Looks good Dustin although I see the idea in the jumpers on most added I/O expander I think that most of us will be using a relay strip of some sort wouldn't it be easier on programming if we all tried to use a standard address for the relay strip
I would argue that it's a trade off. I'm trying to approach this problem from the big-picture perspective of releasing this as an expandable/flexible platform, not creating a single fixed implementation. From that perspective, solder bridges or jumpers make sense, because then
anyone can design and contribute a board using an MCP23008 without having any potential for conflict with someone else's design. If we fix the address on one of the expansion boards, then we pretty much have to start keeping track of which expansion board has which address. Maybe this is a philosophical thing, but that's my approach.
Another, perhaps more pertinent advantage, is that if someone were to need more than one of these I/O boards on a given implementation (I can definitely see that happening if you've got a complicated tank, or more than one tank), having jumpers for the addresses would be pretty important.
At any rate, if we use jumpers, changing the address is a matter of changing one value in the code. If we don't use jumpers, people are going to be scraping up traces and hacking their boards to get it right.
Dustin, looking at your schematic, I have a few thoughts. Feel free to ignore, of course.

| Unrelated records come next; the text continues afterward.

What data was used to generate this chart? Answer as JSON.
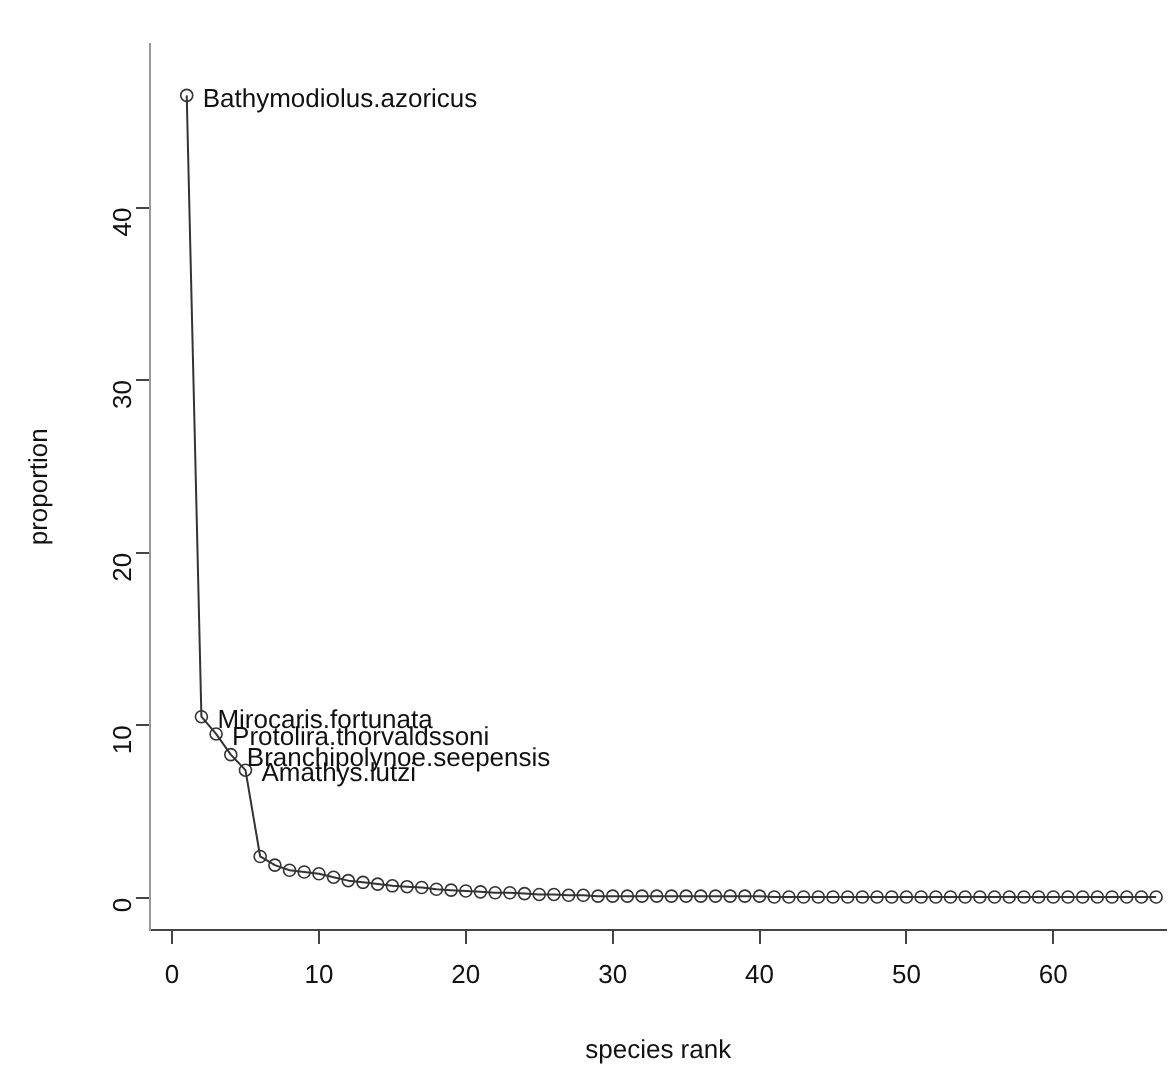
{
  "chart_data": {
    "type": "line",
    "xlabel": "species rank",
    "ylabel": "proportion",
    "x": [
      1,
      2,
      3,
      4,
      5,
      6,
      7,
      8,
      9,
      10,
      11,
      12,
      13,
      14,
      15,
      16,
      17,
      18,
      19,
      20,
      21,
      22,
      23,
      24,
      25,
      26,
      27,
      28,
      29,
      30,
      31,
      32,
      33,
      34,
      35,
      36,
      37,
      38,
      39,
      40,
      41,
      42,
      43,
      44,
      45,
      46,
      47,
      48,
      49,
      50,
      51,
      52,
      53,
      54,
      55,
      56,
      57,
      58,
      59,
      60,
      61,
      62,
      63,
      64,
      65,
      66,
      67
    ],
    "series": [
      {
        "color": "#333333",
        "values": [
          46.5,
          10.5,
          9.5,
          8.3,
          7.4,
          2.4,
          1.9,
          1.6,
          1.5,
          1.4,
          1.2,
          1.0,
          0.9,
          0.8,
          0.7,
          0.65,
          0.6,
          0.5,
          0.45,
          0.4,
          0.35,
          0.3,
          0.3,
          0.25,
          0.2,
          0.2,
          0.15,
          0.15,
          0.1,
          0.1,
          0.1,
          0.1,
          0.1,
          0.1,
          0.1,
          0.1,
          0.1,
          0.1,
          0.1,
          0.1,
          0.05,
          0.05,
          0.05,
          0.05,
          0.05,
          0.05,
          0.05,
          0.05,
          0.05,
          0.05,
          0.05,
          0.05,
          0.05,
          0.05,
          0.05,
          0.05,
          0.05,
          0.05,
          0.05,
          0.05,
          0.05,
          0.05,
          0.05,
          0.05,
          0.05,
          0.05,
          0.05
        ]
      }
    ],
    "annotations": [
      {
        "text": "Bathymodiolus.azoricus",
        "x": 1,
        "y": 46.5
      },
      {
        "text": "Mirocaris.fortunata",
        "x": 2,
        "y": 10.5
      },
      {
        "text": "Protolira.thorvaldssoni",
        "x": 3,
        "y": 9.5
      },
      {
        "text": "Branchipolynoe.seepensis",
        "x": 4,
        "y": 8.3
      },
      {
        "text": "Amathys.lutzi",
        "x": 5,
        "y": 7.4
      }
    ],
    "xlim": [
      -1.5,
      67.7
    ],
    "ylim": [
      -1.86,
      49.5
    ],
    "xticks": [
      0,
      10,
      20,
      30,
      40,
      50,
      60
    ],
    "yticks": [
      0,
      10,
      20,
      30,
      40
    ],
    "grid": false,
    "legend": false,
    "marker": "circle",
    "line_style": "solid"
  }
}
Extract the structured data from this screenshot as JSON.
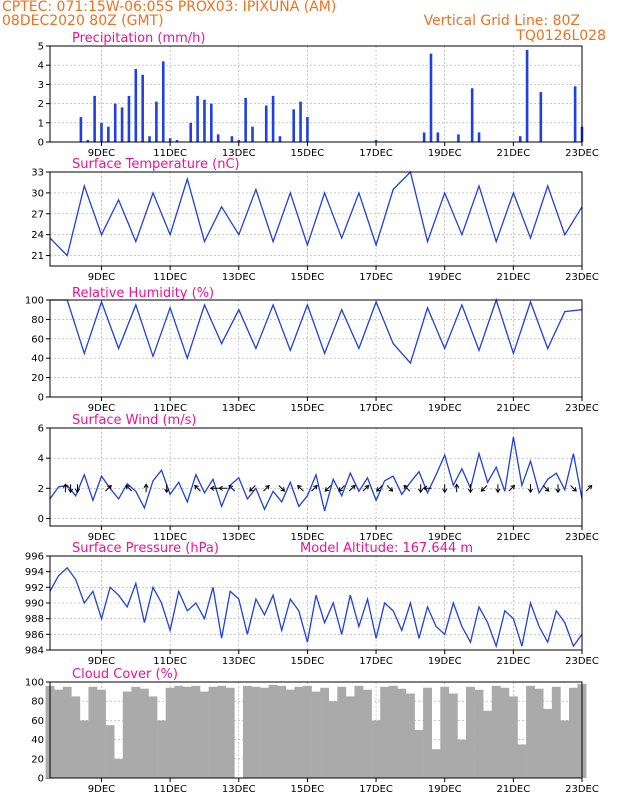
{
  "header": {
    "line1": "CPTEC:   071:15W-06:05S   PROX03: IPIXUNA (AM)",
    "line2_left": "08DEC2020 80Z (GMT)",
    "line2_right": "Vertical Grid Line: 80Z",
    "line3_right": "TQ0126L028"
  },
  "colors": {
    "header": "#f0701e",
    "panel_title": "#ee1199",
    "series": "#2040e0",
    "cloud": "#aaaaaa",
    "grid": "#aaaaaa"
  },
  "chart_data": [
    {
      "type": "bar",
      "title": "Precipitation (mm/h)",
      "ylim": [
        0,
        5
      ],
      "yticks": [
        "0",
        "1",
        "2",
        "3",
        "4",
        "5"
      ],
      "xticks": [
        "9DEC",
        "11DEC",
        "13DEC",
        "15DEC",
        "17DEC",
        "19DEC",
        "21DEC",
        "23DEC"
      ],
      "x_days": [
        8.4,
        8.6,
        8.8,
        9.0,
        9.2,
        9.4,
        9.6,
        9.8,
        10.0,
        10.2,
        10.4,
        10.6,
        10.8,
        11.0,
        11.2,
        11.4,
        11.6,
        11.8,
        12.0,
        12.2,
        12.4,
        12.6,
        12.8,
        13.0,
        13.2,
        13.4,
        13.6,
        13.8,
        14.0,
        14.2,
        14.4,
        14.6,
        14.8,
        15.0,
        15.2,
        15.4,
        15.6,
        15.8,
        16.0,
        16.2,
        16.4,
        16.6,
        16.8,
        17.0,
        17.2,
        17.4,
        17.6,
        17.8,
        18.0,
        18.2,
        18.4,
        18.6,
        18.8,
        19.0,
        19.2,
        19.4,
        19.6,
        19.8,
        20.0,
        20.2,
        20.4,
        20.6,
        20.8,
        21.0,
        21.2,
        21.4,
        21.6,
        21.8,
        22.0,
        22.2,
        22.4,
        22.6,
        22.8,
        23.0
      ],
      "values": [
        1.3,
        0.1,
        2.4,
        1.0,
        0.8,
        2.0,
        1.8,
        2.4,
        3.8,
        3.5,
        0.3,
        2.1,
        4.2,
        0.2,
        0.1,
        0.0,
        1.0,
        2.4,
        2.2,
        2.0,
        0.4,
        0.0,
        0.3,
        0.1,
        2.3,
        0.8,
        0.0,
        1.9,
        2.4,
        0.3,
        0.0,
        1.7,
        2.1,
        1.3,
        0.0,
        0.0,
        0.0,
        0.0,
        0.0,
        0.0,
        0.0,
        0.0,
        0.0,
        0.1,
        0.0,
        0.0,
        0.0,
        0.0,
        0.0,
        0.0,
        0.5,
        4.6,
        0.5,
        0.0,
        0.0,
        0.4,
        0.0,
        2.8,
        0.5,
        0.0,
        0.0,
        0.0,
        0.0,
        0.0,
        0.3,
        4.8,
        0.0,
        2.6,
        0.0,
        0.0,
        0.0,
        0.0,
        2.9,
        0.8
      ]
    },
    {
      "type": "line",
      "title": "Surface Temperature (nC)",
      "ylim": [
        19.5,
        33
      ],
      "yticks": [
        "21",
        "24",
        "27",
        "30",
        "33"
      ],
      "xticks": [
        "9DEC",
        "11DEC",
        "13DEC",
        "15DEC",
        "17DEC",
        "19DEC",
        "21DEC",
        "23DEC"
      ],
      "x_days": [
        7.5,
        8.0,
        8.5,
        9.0,
        9.5,
        10.0,
        10.5,
        11.0,
        11.5,
        12.0,
        12.5,
        13.0,
        13.5,
        14.0,
        14.5,
        15.0,
        15.5,
        16.0,
        16.5,
        17.0,
        17.5,
        18.0,
        18.5,
        19.0,
        19.5,
        20.0,
        20.5,
        21.0,
        21.5,
        22.0,
        22.5,
        23.0
      ],
      "y": [
        23.5,
        21.0,
        31.0,
        24.0,
        29.0,
        23.0,
        30.0,
        24.0,
        32.0,
        23.0,
        28.0,
        24.0,
        30.5,
        23.0,
        30.0,
        22.5,
        30.0,
        23.5,
        30.0,
        22.5,
        30.5,
        33.0,
        23.0,
        30.0,
        24.0,
        31.0,
        23.0,
        30.0,
        23.5,
        31.0,
        24.0,
        28.0
      ]
    },
    {
      "type": "line",
      "title": "Relative Humidity (%)",
      "ylim": [
        0,
        100
      ],
      "yticks": [
        "0",
        "20",
        "40",
        "60",
        "80",
        "100"
      ],
      "xticks": [
        "9DEC",
        "11DEC",
        "13DEC",
        "15DEC",
        "17DEC",
        "19DEC",
        "21DEC",
        "23DEC"
      ],
      "x_days": [
        7.5,
        8.0,
        8.5,
        9.0,
        9.5,
        10.0,
        10.5,
        11.0,
        11.5,
        12.0,
        12.5,
        13.0,
        13.5,
        14.0,
        14.5,
        15.0,
        15.5,
        16.0,
        16.5,
        17.0,
        17.5,
        18.0,
        18.5,
        19.0,
        19.5,
        20.0,
        20.5,
        21.0,
        21.5,
        22.0,
        22.5,
        23.0
      ],
      "y": [
        100,
        100,
        45,
        98,
        50,
        95,
        42,
        92,
        40,
        95,
        55,
        90,
        50,
        95,
        48,
        95,
        45,
        90,
        50,
        98,
        55,
        35,
        92,
        50,
        95,
        48,
        100,
        45,
        98,
        50,
        88,
        90
      ]
    },
    {
      "type": "line",
      "title": "Surface Wind (m/s)",
      "ylim": [
        -0.5,
        6
      ],
      "yticks": [
        "0",
        "2",
        "4",
        "6"
      ],
      "xticks": [
        "9DEC",
        "11DEC",
        "13DEC",
        "15DEC",
        "17DEC",
        "19DEC",
        "21DEC",
        "23DEC"
      ],
      "x_days": [
        7.5,
        7.75,
        8.0,
        8.25,
        8.5,
        8.75,
        9.0,
        9.25,
        9.5,
        9.75,
        10.0,
        10.25,
        10.5,
        10.75,
        11.0,
        11.25,
        11.5,
        11.75,
        12.0,
        12.25,
        12.5,
        12.75,
        13.0,
        13.25,
        13.5,
        13.75,
        14.0,
        14.25,
        14.5,
        14.75,
        15.0,
        15.25,
        15.5,
        15.75,
        16.0,
        16.25,
        16.5,
        16.75,
        17.0,
        17.25,
        17.5,
        17.75,
        18.0,
        18.25,
        18.5,
        18.75,
        19.0,
        19.25,
        19.5,
        19.75,
        20.0,
        20.25,
        20.5,
        20.75,
        21.0,
        21.25,
        21.5,
        21.75,
        22.0,
        22.25,
        22.5,
        22.75,
        23.0
      ],
      "y": [
        1.3,
        2.1,
        2.2,
        1.5,
        2.9,
        1.2,
        2.8,
        2.0,
        1.3,
        2.3,
        1.8,
        0.7,
        2.5,
        3.2,
        1.6,
        2.4,
        1.1,
        2.9,
        1.7,
        2.6,
        0.8,
        2.2,
        2.7,
        1.3,
        2.0,
        0.6,
        1.8,
        1.1,
        2.4,
        0.8,
        1.5,
        2.9,
        0.5,
        2.6,
        1.5,
        3.0,
        1.8,
        2.7,
        1.2,
        2.5,
        2.8,
        1.6,
        2.4,
        3.1,
        1.7,
        2.9,
        4.2,
        2.2,
        3.3,
        2.0,
        4.3,
        2.4,
        3.4,
        1.8,
        5.4,
        2.2,
        3.8,
        1.7,
        2.6,
        3.0,
        1.9,
        4.3,
        1.3
      ],
      "arrows_day": [
        7.95,
        8.1,
        8.3,
        9.2,
        9.8,
        10.3,
        10.9,
        11.8,
        12.3,
        12.55,
        12.8,
        13.4,
        13.8,
        14.25,
        14.8,
        15.2,
        15.6,
        16.0,
        16.3,
        16.7,
        17.1,
        17.4,
        17.9,
        18.3,
        18.5,
        19.0,
        19.35,
        19.75,
        20.15,
        20.55,
        20.95,
        21.5,
        21.95,
        22.3,
        22.75,
        23.2
      ],
      "arrows_angle": [
        -90,
        90,
        90,
        -45,
        -135,
        -90,
        90,
        -135,
        180,
        180,
        -135,
        135,
        -45,
        45,
        -135,
        -45,
        135,
        135,
        -45,
        -45,
        135,
        45,
        -135,
        90,
        180,
        90,
        -90,
        90,
        135,
        90,
        -45,
        90,
        45,
        90,
        45,
        -45
      ]
    },
    {
      "type": "line",
      "title": "Surface Pressure (hPa)",
      "annotation": "Model Altitude: 167.644 m",
      "ylim": [
        984,
        996
      ],
      "yticks": [
        "984",
        "986",
        "988",
        "990",
        "992",
        "994",
        "996"
      ],
      "xticks": [
        "9DEC",
        "11DEC",
        "13DEC",
        "15DEC",
        "17DEC",
        "19DEC",
        "21DEC",
        "23DEC"
      ],
      "x_days": [
        7.5,
        7.75,
        8.0,
        8.25,
        8.5,
        8.75,
        9.0,
        9.25,
        9.5,
        9.75,
        10.0,
        10.25,
        10.5,
        10.75,
        11.0,
        11.25,
        11.5,
        11.75,
        12.0,
        12.25,
        12.5,
        12.75,
        13.0,
        13.25,
        13.5,
        13.75,
        14.0,
        14.25,
        14.5,
        14.75,
        15.0,
        15.25,
        15.5,
        15.75,
        16.0,
        16.25,
        16.5,
        16.75,
        17.0,
        17.25,
        17.5,
        17.75,
        18.0,
        18.25,
        18.5,
        18.75,
        19.0,
        19.25,
        19.5,
        19.75,
        20.0,
        20.25,
        20.5,
        20.75,
        21.0,
        21.25,
        21.5,
        21.75,
        22.0,
        22.25,
        22.5,
        22.75,
        23.0
      ],
      "y": [
        991.5,
        993.5,
        994.5,
        993.0,
        990.0,
        991.5,
        988.0,
        992.0,
        991.0,
        989.5,
        992.5,
        987.5,
        992.0,
        990.0,
        986.5,
        991.5,
        989.0,
        990.0,
        988.0,
        992.0,
        985.5,
        991.5,
        990.5,
        986.0,
        990.5,
        988.5,
        991.0,
        986.5,
        990.5,
        989.0,
        985.0,
        991.0,
        987.5,
        990.0,
        986.0,
        991.0,
        987.0,
        990.5,
        985.5,
        990.0,
        989.0,
        986.5,
        990.0,
        985.5,
        989.5,
        987.0,
        986.0,
        990.0,
        987.0,
        985.0,
        989.5,
        987.5,
        984.5,
        989.0,
        988.0,
        984.5,
        990.0,
        987.0,
        985.0,
        989.0,
        987.5,
        984.5,
        986.0
      ]
    },
    {
      "type": "area",
      "title": "Cloud Cover (%)",
      "ylim": [
        0,
        100
      ],
      "yticks": [
        "0",
        "20",
        "40",
        "60",
        "80",
        "100"
      ],
      "xticks": [
        "9DEC",
        "11DEC",
        "13DEC",
        "15DEC",
        "17DEC",
        "19DEC",
        "21DEC",
        "23DEC"
      ],
      "x_days": [
        7.5,
        7.75,
        8.0,
        8.25,
        8.5,
        8.75,
        9.0,
        9.25,
        9.5,
        9.75,
        10.0,
        10.25,
        10.5,
        10.75,
        11.0,
        11.25,
        11.5,
        11.75,
        12.0,
        12.25,
        12.5,
        12.75,
        13.0,
        13.25,
        13.5,
        13.75,
        14.0,
        14.25,
        14.5,
        14.75,
        15.0,
        15.25,
        15.5,
        15.75,
        16.0,
        16.25,
        16.5,
        16.75,
        17.0,
        17.25,
        17.5,
        17.75,
        18.0,
        18.25,
        18.5,
        18.75,
        19.0,
        19.25,
        19.5,
        19.75,
        20.0,
        20.25,
        20.5,
        20.75,
        21.0,
        21.25,
        21.5,
        21.75,
        22.0,
        22.25,
        22.5,
        22.75,
        23.0
      ],
      "y": [
        96,
        92,
        95,
        85,
        60,
        95,
        92,
        55,
        20,
        90,
        95,
        93,
        85,
        60,
        94,
        96,
        95,
        96,
        90,
        95,
        96,
        94,
        0,
        96,
        95,
        94,
        97,
        96,
        92,
        95,
        96,
        90,
        94,
        80,
        95,
        85,
        96,
        92,
        60,
        95,
        96,
        93,
        88,
        50,
        94,
        30,
        95,
        88,
        40,
        95,
        92,
        70,
        96,
        94,
        85,
        35,
        96,
        93,
        72,
        95,
        60,
        94,
        98
      ]
    }
  ]
}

I see there's a DC jack. In a project where there will likely be multiple boards in a given project box (this board, the mainboard, who knows what else), I like to use a panel-mount DC jack and then run jumpers to headers on all the boards for power. This saves board space, too. Second, it might make sense to break out the INT pin on the MCP even though we don't have any immediate need for it. You could tack it on the TTL header. If we want this board to be a true general purpose I/O expander then I can see someone coming up with a need for that pin in the future, and it won't take up much room.